By the Company: The Company shall indemnify and defend the Customer against any third-party claims that the Software infringes any intellectual property rights, provided the Customer: (i) Notifies the Company promptly of such claims; (ii) Allows the Company to control the defense and settlement; and (iii) Cooperates in the defense.

By the Customer: The Customer shall indemnify and defend the Company against claims arising from misuse of the Software, unauthorized disclosures of login credentials, or violations of applicable laws or regulations.

8.5 Insurance. Colleague AI shall procure and maintain for the duration of the agreement Commercial General Liability Insurance, with limits not less than $2,000,000 per occurrence or claim and $5,000,000 general aggregate.

8.6 Prohibition on Reverse Engineering: The Customer shall not, and shall not permit any third party to: (i) Decompile, disassemble, or reverse engineer the Software, its source code, algorithms, or underlying structure; (ii) Attempt to derive or access the source code by any means, except as expressly permitted by applicable law; (iii) Modify, adapt, translate, or create derivative works based on the Software; (iv) Circumvent or disable any security or technological controls embedded within the Software. Any violation of this provision shall be considered a material breach of this Agreement, entitling the Company to immediate termination of the Agreement without refund as well as legal and equitable relief, including injunctive relief and damages.

8.7 Force Majeure: Neither Party shall be held liable for any failure or delay in performing its obligations due to causes beyond its reasonable control, including but not limited to natural disasters (earthquakes, floods, fires), government actions or regulations, cyberattacks or widespread internet failures. If a Force Majeure event continues for more than 60 days, either Party may terminate the Agreement without liability.

8.8 Non-Solicitation: During the term of this Agreement and for 12 months thereafter, the Customer agrees not to directly or indirectly solicit, hire, or attempt to hire any employees, contractors, or consultants of the Company without prior written consent.

8.9 Survival: All the sections in this Agreement capable of surviving its termination shall so survive, including without limitation the clauses relating to confidentiality, data retention and ownership, indemnification, limitations on liability and non-solicitation.

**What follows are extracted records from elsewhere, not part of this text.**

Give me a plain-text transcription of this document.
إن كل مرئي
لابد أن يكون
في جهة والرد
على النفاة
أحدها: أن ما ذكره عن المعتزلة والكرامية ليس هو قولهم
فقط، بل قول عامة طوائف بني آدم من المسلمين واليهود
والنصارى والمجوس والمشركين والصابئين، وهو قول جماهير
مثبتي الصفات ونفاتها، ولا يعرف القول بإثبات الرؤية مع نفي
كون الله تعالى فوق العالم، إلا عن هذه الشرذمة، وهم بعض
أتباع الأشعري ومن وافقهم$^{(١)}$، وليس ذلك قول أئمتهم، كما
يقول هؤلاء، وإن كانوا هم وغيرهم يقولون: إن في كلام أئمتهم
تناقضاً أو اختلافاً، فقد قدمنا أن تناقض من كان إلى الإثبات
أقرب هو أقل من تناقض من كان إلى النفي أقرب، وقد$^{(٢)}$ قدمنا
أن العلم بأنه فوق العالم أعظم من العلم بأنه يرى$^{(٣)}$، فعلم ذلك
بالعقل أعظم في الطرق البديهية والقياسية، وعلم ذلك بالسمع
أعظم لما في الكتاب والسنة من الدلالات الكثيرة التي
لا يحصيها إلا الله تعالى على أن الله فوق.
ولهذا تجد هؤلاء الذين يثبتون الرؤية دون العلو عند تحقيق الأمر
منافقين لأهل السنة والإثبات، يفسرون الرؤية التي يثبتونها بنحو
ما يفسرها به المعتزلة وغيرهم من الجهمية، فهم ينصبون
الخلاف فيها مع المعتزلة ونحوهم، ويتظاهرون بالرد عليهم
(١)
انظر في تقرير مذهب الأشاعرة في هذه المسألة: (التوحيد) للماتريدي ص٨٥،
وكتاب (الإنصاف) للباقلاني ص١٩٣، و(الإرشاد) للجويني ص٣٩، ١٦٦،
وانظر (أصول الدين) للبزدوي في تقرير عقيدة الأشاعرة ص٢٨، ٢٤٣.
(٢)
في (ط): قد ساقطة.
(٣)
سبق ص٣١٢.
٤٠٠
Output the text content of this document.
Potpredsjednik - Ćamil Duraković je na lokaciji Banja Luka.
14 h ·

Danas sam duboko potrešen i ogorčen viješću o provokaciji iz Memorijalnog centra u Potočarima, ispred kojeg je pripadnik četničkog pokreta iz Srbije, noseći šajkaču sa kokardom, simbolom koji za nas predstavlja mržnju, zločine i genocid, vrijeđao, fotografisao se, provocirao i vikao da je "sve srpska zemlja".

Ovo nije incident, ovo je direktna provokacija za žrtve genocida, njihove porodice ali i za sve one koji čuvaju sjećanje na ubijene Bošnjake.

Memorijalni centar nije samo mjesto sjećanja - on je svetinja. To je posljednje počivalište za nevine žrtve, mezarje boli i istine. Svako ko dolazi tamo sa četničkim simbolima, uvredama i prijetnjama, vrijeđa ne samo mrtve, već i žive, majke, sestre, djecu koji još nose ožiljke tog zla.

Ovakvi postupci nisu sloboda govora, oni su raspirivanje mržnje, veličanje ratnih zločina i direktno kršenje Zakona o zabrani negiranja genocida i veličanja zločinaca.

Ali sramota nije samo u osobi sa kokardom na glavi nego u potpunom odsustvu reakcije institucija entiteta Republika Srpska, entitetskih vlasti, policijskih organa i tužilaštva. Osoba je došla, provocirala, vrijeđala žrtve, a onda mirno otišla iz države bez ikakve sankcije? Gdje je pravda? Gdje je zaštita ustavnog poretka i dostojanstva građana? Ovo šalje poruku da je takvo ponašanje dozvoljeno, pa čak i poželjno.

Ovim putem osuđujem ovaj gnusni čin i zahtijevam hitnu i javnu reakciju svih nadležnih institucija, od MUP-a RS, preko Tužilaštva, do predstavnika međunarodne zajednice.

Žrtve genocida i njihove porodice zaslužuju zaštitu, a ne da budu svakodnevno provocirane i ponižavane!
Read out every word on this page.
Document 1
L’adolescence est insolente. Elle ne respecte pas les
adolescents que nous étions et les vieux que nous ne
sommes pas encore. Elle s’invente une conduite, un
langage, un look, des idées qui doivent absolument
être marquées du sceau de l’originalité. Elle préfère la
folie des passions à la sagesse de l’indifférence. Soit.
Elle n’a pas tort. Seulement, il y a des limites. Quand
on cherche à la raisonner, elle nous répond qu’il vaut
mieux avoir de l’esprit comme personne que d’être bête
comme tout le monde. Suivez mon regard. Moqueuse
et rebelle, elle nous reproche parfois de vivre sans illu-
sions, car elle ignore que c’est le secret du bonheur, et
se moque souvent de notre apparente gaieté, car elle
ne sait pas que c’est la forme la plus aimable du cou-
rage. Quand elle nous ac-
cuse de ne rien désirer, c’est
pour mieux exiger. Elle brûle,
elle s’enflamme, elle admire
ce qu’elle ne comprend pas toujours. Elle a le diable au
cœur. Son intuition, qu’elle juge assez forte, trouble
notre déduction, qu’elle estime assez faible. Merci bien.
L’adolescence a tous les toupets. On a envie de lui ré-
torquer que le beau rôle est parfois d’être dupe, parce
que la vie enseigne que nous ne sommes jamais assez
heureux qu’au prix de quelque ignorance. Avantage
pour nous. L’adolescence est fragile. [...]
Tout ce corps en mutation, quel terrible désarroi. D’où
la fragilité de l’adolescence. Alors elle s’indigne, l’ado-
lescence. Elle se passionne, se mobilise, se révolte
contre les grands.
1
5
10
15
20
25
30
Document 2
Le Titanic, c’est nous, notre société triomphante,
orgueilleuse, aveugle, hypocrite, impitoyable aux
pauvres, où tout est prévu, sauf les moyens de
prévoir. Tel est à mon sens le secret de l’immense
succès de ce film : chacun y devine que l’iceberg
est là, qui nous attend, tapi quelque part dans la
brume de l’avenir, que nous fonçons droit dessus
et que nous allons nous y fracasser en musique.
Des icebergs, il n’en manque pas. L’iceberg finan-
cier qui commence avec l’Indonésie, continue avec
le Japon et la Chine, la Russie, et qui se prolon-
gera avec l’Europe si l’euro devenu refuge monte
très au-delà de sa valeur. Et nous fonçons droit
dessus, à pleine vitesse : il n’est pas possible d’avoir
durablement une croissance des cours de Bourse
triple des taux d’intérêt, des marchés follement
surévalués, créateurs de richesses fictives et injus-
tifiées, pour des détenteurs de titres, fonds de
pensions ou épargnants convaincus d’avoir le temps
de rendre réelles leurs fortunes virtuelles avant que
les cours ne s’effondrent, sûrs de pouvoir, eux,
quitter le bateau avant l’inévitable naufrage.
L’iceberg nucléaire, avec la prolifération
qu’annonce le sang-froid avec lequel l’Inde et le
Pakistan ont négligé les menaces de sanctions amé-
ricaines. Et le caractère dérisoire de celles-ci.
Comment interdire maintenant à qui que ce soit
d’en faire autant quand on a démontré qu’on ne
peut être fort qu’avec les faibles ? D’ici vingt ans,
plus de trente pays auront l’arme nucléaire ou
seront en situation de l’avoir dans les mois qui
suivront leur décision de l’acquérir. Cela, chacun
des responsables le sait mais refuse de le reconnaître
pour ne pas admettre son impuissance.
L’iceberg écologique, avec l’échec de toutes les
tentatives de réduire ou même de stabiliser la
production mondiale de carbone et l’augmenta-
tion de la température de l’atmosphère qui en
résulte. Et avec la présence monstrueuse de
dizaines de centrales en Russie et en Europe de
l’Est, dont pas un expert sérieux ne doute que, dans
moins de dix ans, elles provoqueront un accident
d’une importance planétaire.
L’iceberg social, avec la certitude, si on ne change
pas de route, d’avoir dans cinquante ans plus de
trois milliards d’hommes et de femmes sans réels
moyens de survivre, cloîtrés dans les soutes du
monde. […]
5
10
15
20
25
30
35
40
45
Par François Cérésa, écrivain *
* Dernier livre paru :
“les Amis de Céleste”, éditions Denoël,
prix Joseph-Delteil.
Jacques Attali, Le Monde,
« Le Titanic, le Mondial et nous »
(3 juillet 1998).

8.10 Negotiation & Mediation: The Parties agree to first attempt to resolve any dispute through good-faith negotiations. If unresolved within 30 days, the Parties agree to mediation before initiating litigation. Arbitration: Any dispute that cannot be resolved through mediation shall be settled by binding arbitration under the rules of the American Arbitration Association (AAA), with

arbitration taking place in Washington State. Litigation: If arbitration is not applicable, the Parties consent to exclusive jurisdiction in the state and federal courts of Washington.

8.11 Amendments: Any modifications must be agreed to in writing by both parties.